Des provided an administrative aide with Mitch’s address, date of birth and the name of his insurance provider. Dr. Cindie checked his body temperature and blood pressure while the nurse and an orderly unzipped the parkas Des and Yolie had covered him with and peeled off the bloody sweatshirt and shower curtain. Des watched them through the open doorway as they started re-warming his hands and feet in disposable basins filled with warm water. Not hot. Hot water could be such a shock to the system that it caused heart damage.

When the nurse handed Des the parkas Des said, “I’ll need the sweatshirt and shower curtain, too. How is he?”

“Conscious. And real anxious to talk to you about something.”

Des went into the room and said, “What is it, baby?”

“I–I forgot to tell you,” he murmured as Dr. Cindie examined his head wound. “When I was in Tommy the Pinhead’s trunk with Casey…”

“Is this about J-Lo again?”

“No, the tranny.”

She raised an eyebrow at him. “Which tranny?”

“Tommy drives a beat-up old black Trans Am, okay? And if you’re trying to find it here’s what to look for-he needs a new tranny real badly.”

“And you know this because?…”

“It kept revving and revving before it shifted into second with a real lurch. I smelled burnt rubber, too.”

Des didn’t bother to tell him they’d already located Tommy’s Trans Am. Just nodded and said, “A beat-up old black Trans Am with a bad tranny. Got it.”

“His Trans Am is toast, you know. When that tranny goes it’ll cost more to replace it than the whole car’s worth.”

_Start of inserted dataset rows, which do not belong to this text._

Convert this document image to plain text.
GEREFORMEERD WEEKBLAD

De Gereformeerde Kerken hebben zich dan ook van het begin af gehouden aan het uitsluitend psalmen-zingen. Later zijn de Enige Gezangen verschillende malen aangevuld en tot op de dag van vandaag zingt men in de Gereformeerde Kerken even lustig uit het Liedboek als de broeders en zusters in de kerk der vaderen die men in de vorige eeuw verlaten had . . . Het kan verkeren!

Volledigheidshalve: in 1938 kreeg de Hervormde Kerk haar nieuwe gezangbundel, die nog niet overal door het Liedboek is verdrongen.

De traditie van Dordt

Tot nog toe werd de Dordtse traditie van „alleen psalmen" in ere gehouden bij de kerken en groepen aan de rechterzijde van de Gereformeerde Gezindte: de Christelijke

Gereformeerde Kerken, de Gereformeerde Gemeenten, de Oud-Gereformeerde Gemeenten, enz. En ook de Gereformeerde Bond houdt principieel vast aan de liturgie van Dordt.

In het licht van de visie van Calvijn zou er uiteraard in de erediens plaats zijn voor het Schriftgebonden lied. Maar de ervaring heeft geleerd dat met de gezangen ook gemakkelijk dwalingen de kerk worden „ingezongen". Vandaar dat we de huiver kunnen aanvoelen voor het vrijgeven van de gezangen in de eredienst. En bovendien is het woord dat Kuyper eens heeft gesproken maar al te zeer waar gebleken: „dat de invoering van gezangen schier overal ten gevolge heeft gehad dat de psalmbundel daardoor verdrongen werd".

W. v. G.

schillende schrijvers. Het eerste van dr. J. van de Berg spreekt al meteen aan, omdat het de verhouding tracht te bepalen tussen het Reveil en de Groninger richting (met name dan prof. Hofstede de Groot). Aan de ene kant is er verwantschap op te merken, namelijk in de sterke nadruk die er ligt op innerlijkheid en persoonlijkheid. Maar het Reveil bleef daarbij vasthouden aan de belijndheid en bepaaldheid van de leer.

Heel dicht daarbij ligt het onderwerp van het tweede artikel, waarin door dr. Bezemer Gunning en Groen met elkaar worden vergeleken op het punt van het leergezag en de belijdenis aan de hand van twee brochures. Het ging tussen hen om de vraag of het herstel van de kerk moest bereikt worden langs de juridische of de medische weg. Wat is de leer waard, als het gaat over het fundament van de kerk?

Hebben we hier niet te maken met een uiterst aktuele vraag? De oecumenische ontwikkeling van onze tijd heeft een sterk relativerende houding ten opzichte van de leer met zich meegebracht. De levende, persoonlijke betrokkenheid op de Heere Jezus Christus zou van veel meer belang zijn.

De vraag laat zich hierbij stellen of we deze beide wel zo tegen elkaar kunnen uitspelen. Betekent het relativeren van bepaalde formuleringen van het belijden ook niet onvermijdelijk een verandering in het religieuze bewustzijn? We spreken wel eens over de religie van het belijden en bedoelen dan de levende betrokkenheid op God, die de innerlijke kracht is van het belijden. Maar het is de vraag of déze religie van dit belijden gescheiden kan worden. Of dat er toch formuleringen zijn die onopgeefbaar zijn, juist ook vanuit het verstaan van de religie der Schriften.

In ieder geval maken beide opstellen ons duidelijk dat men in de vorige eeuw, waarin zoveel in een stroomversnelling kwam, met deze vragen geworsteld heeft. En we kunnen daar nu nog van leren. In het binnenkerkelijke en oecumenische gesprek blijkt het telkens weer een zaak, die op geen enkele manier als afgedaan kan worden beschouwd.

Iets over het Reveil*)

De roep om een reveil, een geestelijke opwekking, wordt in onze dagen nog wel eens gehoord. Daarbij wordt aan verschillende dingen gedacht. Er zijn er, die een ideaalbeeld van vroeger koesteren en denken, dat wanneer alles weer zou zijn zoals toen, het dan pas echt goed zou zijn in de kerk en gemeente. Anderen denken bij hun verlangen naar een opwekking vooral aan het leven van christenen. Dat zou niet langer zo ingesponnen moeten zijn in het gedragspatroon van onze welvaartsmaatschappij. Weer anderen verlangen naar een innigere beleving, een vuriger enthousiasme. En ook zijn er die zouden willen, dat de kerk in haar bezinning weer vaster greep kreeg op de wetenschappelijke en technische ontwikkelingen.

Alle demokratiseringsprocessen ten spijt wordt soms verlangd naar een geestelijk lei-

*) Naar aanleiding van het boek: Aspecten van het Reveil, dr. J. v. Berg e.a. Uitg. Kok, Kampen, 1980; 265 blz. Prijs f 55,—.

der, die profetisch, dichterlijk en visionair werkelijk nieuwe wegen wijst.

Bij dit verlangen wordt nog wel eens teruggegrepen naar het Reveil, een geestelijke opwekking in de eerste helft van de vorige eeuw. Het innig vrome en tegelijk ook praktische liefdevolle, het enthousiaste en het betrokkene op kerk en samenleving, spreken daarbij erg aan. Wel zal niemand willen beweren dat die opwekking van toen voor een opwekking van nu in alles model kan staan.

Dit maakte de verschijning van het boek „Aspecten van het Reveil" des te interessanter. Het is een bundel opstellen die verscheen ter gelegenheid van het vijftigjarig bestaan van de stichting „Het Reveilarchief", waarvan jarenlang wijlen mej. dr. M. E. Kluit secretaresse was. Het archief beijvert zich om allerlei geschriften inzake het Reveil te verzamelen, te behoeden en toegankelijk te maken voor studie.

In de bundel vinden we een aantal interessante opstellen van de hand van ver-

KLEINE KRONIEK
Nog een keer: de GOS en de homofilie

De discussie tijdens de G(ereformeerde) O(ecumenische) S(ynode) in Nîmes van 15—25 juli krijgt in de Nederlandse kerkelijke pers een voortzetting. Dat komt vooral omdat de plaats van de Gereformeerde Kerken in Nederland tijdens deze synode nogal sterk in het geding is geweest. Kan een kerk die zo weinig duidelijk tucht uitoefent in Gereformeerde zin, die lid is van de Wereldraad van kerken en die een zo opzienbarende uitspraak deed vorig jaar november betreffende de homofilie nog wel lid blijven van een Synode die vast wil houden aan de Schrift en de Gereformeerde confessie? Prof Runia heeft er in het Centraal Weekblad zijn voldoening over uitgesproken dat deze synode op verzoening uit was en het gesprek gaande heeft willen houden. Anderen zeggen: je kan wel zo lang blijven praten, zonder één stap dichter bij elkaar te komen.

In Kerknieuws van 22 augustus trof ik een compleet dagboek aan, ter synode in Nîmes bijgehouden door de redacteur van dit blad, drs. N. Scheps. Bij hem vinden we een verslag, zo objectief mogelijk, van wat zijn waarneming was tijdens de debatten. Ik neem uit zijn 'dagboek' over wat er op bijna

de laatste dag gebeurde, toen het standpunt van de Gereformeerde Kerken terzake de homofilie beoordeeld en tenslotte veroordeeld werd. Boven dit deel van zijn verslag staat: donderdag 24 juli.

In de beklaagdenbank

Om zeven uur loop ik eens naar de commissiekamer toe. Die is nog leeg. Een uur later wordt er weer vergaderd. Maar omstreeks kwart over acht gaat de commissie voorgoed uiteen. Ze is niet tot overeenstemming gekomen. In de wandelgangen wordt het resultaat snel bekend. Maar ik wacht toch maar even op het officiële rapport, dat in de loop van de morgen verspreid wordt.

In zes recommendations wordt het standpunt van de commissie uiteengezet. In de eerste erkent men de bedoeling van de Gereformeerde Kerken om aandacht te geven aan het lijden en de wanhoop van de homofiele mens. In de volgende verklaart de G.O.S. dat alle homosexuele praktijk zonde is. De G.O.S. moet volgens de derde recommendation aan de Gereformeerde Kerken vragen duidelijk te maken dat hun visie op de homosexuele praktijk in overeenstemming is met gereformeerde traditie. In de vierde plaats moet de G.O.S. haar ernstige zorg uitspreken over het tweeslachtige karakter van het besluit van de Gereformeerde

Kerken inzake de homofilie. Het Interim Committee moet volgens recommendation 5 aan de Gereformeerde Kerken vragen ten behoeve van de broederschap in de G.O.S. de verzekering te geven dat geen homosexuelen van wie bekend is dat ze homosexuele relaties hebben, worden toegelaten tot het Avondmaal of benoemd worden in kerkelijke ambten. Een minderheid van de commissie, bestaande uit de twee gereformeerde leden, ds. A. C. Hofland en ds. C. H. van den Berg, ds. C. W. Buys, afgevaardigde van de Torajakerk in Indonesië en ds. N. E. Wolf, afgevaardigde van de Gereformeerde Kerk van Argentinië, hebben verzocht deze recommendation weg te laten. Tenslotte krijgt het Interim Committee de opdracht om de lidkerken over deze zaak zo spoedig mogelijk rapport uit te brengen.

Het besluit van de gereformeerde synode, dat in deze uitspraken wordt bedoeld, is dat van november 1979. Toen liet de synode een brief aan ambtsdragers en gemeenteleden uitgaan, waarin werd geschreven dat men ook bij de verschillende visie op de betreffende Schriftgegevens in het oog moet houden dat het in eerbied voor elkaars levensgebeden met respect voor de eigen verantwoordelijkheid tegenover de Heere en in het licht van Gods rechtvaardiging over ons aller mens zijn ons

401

She stared at him in disbelief, her pulse quickening. “I swear, sometimes you terrify me. You’ve got frostbite and a possible concussion.…”

“Definite concussion,” Dr. Cindie interjected.

“And yet you did it again.”

He frowned at her, his gaze slightly out of focus. “Did what?”

“Cracked my case.”

“I think I cracked a tooth. They were chattering so hard.”

“I’ll have a look at it in a second,” Dr. Cindie promised him.

Des bent down and kissed him. “I have to leave you for a little while. I’ll be back soon, okay?”

He didn’t answer her. Couldn’t. He was unconscious again.

The house was dark except for one light on inside. The porch light was out. Des rang the bell and stood there in the dark for a long time before she finally heard footsteps and the front door swung slowly open.